Human remains found at Creekside Village fire site
Investigation will continue to confirm possibility of further casualties: RCMP

Iqaluit police say they found human remains at the site of the Creekside Village fire March 2. (PHOTO BY SARAH ROGERS)
Iqaluit police say they have found human remains at the site of the Creekside Village fire, which burned through 22 row housing units Feb. 26.
A March 2 RCMP news release said police will work closely with the office of Nunavut’s chief coroner to identify the remains.
Police have already said that there are two people unaccounted for since the Feb. 26 fire, who are believed to have been in one of the units affected by the fire.
Officials at Nunavut Arctic College in Iqaluit, who leased 21 of the 22 units destroyed by the fire, said earlier this week that the two missing people are the adult children of one of its students.
The victims’ mother, originally from Iqaluit, worked as a medical interpreter at the Qikiqtani General Hospital and was upgrading her training at the college.
The family was reported at home together Feb. 26 when the fire broke out.

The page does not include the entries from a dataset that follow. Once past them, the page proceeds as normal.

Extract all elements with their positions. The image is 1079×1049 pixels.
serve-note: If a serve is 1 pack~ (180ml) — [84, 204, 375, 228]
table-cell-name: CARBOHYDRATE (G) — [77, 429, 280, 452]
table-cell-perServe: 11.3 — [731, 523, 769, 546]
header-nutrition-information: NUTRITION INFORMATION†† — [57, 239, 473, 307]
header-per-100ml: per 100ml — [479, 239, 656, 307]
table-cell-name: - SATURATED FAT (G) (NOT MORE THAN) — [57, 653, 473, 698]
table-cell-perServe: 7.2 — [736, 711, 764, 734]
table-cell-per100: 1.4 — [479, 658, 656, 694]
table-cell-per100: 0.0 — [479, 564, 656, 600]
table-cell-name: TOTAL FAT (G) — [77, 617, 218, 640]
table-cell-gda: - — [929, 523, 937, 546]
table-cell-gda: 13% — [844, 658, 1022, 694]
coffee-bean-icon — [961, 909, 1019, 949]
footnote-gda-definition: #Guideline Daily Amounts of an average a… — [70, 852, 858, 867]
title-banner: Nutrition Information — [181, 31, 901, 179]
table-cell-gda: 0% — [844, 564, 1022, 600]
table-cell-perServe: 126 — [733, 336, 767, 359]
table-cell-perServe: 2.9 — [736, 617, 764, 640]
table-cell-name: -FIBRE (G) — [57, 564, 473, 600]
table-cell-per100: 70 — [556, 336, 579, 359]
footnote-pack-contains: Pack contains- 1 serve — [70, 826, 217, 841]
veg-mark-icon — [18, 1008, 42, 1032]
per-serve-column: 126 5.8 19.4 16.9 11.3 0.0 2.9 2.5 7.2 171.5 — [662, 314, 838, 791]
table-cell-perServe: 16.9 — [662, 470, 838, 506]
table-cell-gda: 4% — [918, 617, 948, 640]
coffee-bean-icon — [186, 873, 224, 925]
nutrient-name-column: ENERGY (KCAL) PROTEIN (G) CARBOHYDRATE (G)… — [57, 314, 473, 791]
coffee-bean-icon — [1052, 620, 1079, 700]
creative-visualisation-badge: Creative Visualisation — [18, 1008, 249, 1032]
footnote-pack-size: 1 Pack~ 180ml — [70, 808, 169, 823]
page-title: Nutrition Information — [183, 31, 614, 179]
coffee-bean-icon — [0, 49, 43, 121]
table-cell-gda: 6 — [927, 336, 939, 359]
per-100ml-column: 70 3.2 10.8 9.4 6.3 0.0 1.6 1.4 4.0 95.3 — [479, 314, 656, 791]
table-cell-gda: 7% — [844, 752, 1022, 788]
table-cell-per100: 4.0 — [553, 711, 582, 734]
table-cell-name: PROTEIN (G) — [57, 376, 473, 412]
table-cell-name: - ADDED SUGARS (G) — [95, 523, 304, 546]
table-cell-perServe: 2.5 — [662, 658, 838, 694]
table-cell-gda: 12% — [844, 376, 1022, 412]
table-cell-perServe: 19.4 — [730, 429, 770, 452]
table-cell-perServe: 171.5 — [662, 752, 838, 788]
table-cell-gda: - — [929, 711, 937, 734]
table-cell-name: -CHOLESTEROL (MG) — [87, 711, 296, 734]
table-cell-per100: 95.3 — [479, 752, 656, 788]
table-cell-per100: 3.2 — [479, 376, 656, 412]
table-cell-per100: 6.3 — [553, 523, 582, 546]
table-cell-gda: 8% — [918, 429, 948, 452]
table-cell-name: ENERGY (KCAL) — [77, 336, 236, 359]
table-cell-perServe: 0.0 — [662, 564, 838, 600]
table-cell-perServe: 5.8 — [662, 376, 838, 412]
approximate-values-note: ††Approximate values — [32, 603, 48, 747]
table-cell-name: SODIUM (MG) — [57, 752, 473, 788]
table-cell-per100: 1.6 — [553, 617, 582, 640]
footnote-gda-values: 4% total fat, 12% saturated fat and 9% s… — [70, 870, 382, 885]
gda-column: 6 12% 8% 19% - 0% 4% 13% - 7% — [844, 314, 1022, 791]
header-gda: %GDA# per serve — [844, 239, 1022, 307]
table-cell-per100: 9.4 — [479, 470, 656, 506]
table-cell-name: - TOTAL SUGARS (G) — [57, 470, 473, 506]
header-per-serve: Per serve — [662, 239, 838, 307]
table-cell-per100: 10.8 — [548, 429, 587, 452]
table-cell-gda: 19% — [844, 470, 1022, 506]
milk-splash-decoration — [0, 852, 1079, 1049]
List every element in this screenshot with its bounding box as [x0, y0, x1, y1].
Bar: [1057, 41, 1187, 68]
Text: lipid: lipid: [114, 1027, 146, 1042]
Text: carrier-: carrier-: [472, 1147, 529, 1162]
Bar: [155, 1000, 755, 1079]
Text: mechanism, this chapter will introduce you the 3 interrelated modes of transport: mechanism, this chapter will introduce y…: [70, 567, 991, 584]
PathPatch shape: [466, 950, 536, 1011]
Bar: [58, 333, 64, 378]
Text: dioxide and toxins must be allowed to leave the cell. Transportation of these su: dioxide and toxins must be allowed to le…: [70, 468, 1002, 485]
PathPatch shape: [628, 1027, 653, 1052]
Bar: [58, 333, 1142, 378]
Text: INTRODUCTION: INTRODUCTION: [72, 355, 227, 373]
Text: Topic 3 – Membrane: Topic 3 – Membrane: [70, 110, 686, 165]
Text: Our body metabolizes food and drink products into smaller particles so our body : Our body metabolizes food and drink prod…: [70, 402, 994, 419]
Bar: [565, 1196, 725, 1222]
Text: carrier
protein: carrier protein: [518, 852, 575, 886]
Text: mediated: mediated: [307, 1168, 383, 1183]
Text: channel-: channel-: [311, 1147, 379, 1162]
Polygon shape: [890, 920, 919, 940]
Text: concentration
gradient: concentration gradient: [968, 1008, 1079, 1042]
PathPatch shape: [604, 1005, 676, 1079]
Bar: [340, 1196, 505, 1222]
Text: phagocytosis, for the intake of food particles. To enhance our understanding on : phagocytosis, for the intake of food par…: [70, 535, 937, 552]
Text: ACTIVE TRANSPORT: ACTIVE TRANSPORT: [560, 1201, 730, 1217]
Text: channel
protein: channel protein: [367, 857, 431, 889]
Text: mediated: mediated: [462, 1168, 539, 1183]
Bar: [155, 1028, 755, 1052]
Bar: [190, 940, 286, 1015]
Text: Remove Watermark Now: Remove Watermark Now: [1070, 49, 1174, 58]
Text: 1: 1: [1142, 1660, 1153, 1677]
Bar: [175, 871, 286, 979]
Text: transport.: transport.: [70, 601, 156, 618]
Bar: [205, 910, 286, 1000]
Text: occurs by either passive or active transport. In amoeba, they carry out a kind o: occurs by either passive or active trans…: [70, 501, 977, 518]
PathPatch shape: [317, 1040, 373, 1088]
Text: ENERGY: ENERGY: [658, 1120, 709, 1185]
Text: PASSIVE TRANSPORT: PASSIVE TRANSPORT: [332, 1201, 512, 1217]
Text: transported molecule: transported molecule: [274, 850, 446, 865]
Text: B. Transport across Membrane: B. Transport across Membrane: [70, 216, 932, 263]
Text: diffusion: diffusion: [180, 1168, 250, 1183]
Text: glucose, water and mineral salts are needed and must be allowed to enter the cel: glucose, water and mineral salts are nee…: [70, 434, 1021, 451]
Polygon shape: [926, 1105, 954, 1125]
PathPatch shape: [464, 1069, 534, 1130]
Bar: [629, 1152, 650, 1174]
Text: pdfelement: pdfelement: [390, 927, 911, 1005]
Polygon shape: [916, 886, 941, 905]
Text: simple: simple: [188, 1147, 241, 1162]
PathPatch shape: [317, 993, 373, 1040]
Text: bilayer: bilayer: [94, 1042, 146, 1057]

The RCMP fenced off the charred units this week while its investigators look to determine the cause of the fire, which is reported to have started in unit 307.
The investigation at the scene is expected to continue over the next several days to confirm the possibility of more fatalities, police said.
The frozen wreckage will take investigators several days to go through, while a forensic team is expected to arrive in Iqaluit next week to help out.
Police are treating the fire as suspicious, as the RCMP does with any structural fire until proven otherwise.
Anyone with information about the blaze is asked to contact the RCMP at (867) 979-1111.
In the meantime, the college has provided grief counselling to the family of the victims as well to other students impacted by the tragedy.
And all 20 of the families who lost their homes in the fire have been provided temporary units in Iqaluit until the college can make longer-term arrangements.
The college’s old Ukkivik residence has been inundated with donations from across the community and the country, to the point where volunteers have requested no more in-kind donations.
Instead, people are asked to make donations to the Red Cross relief efforts by going to www.redcross.ca/iqaluitfire2012.